The financial results and the completion of the TEGNA acquisition signal a push by the company to compete with big-tech firms and legacy media organizations. By expanding its footprint, Nexstar aims to stabilize its broadcasting reach and diversify its revenue streams in a volatile advertising market.
Net income per share for the period was $5.09 [1], while adjusted earnings per share, accounting for non-recurring costs, reached $6.15 [2]. The company reported these figures for the quarter ending March 31, 2026.
"Nexstar hit the ground running in the first quarter of 2026, advancing our strategic priorities across multiple fronts," Perry Sook, founder, chairman and CEO, said.

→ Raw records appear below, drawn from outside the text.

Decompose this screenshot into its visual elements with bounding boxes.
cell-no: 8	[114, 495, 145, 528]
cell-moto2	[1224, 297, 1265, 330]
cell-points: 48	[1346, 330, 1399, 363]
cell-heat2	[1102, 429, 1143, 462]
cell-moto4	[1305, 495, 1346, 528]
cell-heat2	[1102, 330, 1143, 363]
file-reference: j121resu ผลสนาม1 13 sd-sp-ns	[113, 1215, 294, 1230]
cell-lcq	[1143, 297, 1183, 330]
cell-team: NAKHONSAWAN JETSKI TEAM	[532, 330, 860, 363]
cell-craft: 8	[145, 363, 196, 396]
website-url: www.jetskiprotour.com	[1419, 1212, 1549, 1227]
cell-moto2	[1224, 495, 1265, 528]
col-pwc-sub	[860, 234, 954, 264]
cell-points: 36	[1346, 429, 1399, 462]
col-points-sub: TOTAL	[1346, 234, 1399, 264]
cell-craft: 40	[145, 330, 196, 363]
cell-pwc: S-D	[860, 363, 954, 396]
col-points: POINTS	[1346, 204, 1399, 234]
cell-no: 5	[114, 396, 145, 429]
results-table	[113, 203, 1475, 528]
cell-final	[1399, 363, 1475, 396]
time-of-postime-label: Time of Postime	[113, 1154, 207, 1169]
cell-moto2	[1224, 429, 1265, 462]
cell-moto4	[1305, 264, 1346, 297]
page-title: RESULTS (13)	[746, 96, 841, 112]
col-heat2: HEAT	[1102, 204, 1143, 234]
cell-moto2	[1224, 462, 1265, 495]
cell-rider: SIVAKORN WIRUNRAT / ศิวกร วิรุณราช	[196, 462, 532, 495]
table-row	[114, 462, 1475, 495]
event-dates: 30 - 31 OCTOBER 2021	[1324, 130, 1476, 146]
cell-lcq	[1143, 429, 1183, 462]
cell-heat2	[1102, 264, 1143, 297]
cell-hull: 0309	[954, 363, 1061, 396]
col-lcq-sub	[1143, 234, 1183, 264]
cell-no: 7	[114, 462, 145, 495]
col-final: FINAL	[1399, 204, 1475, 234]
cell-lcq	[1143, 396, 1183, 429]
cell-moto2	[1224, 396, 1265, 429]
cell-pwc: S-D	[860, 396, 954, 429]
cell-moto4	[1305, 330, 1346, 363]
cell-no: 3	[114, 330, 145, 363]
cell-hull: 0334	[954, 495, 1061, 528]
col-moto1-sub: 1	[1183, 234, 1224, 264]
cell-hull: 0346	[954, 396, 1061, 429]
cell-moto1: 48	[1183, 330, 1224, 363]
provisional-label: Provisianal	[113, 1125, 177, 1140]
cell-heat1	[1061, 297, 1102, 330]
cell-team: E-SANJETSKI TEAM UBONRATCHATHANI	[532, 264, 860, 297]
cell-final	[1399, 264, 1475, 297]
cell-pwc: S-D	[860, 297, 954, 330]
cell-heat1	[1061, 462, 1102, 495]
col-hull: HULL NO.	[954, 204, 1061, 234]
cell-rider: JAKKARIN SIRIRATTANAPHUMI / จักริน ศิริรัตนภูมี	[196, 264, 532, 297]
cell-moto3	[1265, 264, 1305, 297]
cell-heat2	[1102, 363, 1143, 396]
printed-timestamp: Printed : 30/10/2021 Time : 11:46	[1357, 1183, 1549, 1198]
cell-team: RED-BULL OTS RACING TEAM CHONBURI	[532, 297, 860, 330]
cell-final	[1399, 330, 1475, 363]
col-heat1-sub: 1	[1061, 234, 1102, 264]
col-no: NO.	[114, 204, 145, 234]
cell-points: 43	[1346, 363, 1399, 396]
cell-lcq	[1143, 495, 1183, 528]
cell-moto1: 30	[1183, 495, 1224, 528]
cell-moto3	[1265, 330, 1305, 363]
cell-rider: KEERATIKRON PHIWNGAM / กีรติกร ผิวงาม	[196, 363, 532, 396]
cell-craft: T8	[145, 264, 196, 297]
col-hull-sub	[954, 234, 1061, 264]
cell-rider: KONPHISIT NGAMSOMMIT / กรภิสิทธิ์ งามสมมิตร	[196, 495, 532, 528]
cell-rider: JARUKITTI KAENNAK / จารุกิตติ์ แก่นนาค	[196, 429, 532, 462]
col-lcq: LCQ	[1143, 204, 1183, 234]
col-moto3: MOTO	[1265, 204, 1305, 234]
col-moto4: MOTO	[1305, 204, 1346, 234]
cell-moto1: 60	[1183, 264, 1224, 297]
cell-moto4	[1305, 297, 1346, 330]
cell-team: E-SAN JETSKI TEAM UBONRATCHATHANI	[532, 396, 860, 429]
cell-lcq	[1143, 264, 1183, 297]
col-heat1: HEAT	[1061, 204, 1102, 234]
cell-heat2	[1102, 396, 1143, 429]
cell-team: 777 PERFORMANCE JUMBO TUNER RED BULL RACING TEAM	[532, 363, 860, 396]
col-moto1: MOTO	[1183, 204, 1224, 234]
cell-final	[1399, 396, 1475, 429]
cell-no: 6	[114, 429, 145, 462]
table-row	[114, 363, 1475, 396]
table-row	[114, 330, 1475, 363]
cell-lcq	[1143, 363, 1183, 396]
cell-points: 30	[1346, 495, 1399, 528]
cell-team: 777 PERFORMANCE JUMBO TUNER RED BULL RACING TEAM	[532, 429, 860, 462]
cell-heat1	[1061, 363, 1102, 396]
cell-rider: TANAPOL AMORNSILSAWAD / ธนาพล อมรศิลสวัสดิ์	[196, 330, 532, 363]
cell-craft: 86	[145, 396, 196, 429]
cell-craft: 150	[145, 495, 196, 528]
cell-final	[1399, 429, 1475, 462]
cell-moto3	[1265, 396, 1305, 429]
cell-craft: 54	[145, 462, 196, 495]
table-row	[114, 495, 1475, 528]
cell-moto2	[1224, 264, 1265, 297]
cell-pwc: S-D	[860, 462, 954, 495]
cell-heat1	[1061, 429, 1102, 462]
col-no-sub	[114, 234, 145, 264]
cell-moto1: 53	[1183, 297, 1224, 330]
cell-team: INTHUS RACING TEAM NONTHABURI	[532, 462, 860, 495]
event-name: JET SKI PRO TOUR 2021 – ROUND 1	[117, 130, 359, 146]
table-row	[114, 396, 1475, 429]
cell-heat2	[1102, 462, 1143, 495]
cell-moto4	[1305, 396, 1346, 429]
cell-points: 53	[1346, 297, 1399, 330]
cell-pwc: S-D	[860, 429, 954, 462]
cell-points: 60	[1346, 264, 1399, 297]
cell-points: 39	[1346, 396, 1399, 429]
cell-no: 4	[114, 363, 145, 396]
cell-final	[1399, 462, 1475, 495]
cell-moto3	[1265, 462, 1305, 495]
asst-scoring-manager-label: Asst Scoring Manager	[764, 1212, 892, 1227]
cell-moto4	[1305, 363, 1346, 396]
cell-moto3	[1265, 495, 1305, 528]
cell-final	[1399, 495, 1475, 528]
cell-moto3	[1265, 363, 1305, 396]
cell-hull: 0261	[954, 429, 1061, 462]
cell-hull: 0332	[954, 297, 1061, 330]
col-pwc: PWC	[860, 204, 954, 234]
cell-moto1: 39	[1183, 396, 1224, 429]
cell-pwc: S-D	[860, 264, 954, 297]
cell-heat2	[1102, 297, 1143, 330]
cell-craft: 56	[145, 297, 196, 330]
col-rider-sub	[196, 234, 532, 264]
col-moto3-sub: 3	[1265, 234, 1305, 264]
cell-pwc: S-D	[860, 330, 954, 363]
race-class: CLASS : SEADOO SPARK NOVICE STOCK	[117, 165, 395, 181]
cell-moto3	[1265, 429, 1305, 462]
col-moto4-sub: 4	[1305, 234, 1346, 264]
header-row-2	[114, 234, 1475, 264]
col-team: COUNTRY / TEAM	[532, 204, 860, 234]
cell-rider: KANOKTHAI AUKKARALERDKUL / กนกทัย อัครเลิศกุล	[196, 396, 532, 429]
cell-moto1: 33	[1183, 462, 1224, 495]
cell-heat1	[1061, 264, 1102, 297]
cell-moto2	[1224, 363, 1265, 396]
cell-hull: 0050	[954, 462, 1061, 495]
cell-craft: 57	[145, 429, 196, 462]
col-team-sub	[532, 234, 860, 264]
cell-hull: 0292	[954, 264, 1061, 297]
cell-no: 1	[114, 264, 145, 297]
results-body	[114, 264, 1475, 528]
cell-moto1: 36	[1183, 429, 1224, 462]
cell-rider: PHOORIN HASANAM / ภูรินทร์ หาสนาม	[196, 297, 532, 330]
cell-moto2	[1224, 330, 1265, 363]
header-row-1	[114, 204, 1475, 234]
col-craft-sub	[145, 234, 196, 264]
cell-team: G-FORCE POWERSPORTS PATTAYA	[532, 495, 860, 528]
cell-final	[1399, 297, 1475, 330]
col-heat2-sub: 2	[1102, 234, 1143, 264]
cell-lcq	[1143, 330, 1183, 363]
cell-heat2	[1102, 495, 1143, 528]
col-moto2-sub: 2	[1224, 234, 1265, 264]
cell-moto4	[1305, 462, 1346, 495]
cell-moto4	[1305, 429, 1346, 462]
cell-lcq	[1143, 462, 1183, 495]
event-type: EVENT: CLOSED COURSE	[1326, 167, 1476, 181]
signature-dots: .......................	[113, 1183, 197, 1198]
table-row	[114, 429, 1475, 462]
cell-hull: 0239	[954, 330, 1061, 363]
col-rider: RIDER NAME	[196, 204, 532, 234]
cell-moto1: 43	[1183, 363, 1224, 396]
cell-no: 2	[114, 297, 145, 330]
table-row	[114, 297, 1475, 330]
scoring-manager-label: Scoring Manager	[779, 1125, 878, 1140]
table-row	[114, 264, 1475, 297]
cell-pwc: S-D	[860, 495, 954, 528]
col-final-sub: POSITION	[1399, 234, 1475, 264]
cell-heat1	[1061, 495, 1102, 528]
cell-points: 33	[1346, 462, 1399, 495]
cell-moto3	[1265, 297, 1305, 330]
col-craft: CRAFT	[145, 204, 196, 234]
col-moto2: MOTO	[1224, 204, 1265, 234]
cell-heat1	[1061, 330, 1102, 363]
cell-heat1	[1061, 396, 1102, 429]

A central component of this strategy is the acquisition of TEGNA. Although the company closed the deal following approval from the Department of Justice and the Federal Communications Commission, TEGNA currently operates as a separate subsidiary. This arrangement follows a court-ordered "hold separate" mandate that prevents the full integration of the two companies' operations for the time being.
Nexstar is also focusing on the financial health of The CW. Management set a target for the network to reach profitability by the fourth quarter of 2026. This goal comes as the company continues to restructure the network's content and distribution models to reduce losses.
Based in Irving, Texas, the company's leadership team, including COO Michael Biard and CFO Lee Ann Gliha, presented the results via a webcast at 10:00 a.m. ET [5]. The acquisition of TEGNA is described by management as a critical step to level the playing field against digital competitors.
“"Nexstar hit the ground running in the first quarter of 2026, advancing our strategic priorities across multiple fronts."”
Nexstar's strategy centers on aggressive consolidation to gain scale against tech-driven advertising platforms. While the TEGNA acquisition provides a larger asset base, the court-mandated separation creates a temporary operational ceiling. The success of the company's 2026 trajectory depends on whether it can transition The CW from a cost center to a profit center by year-end.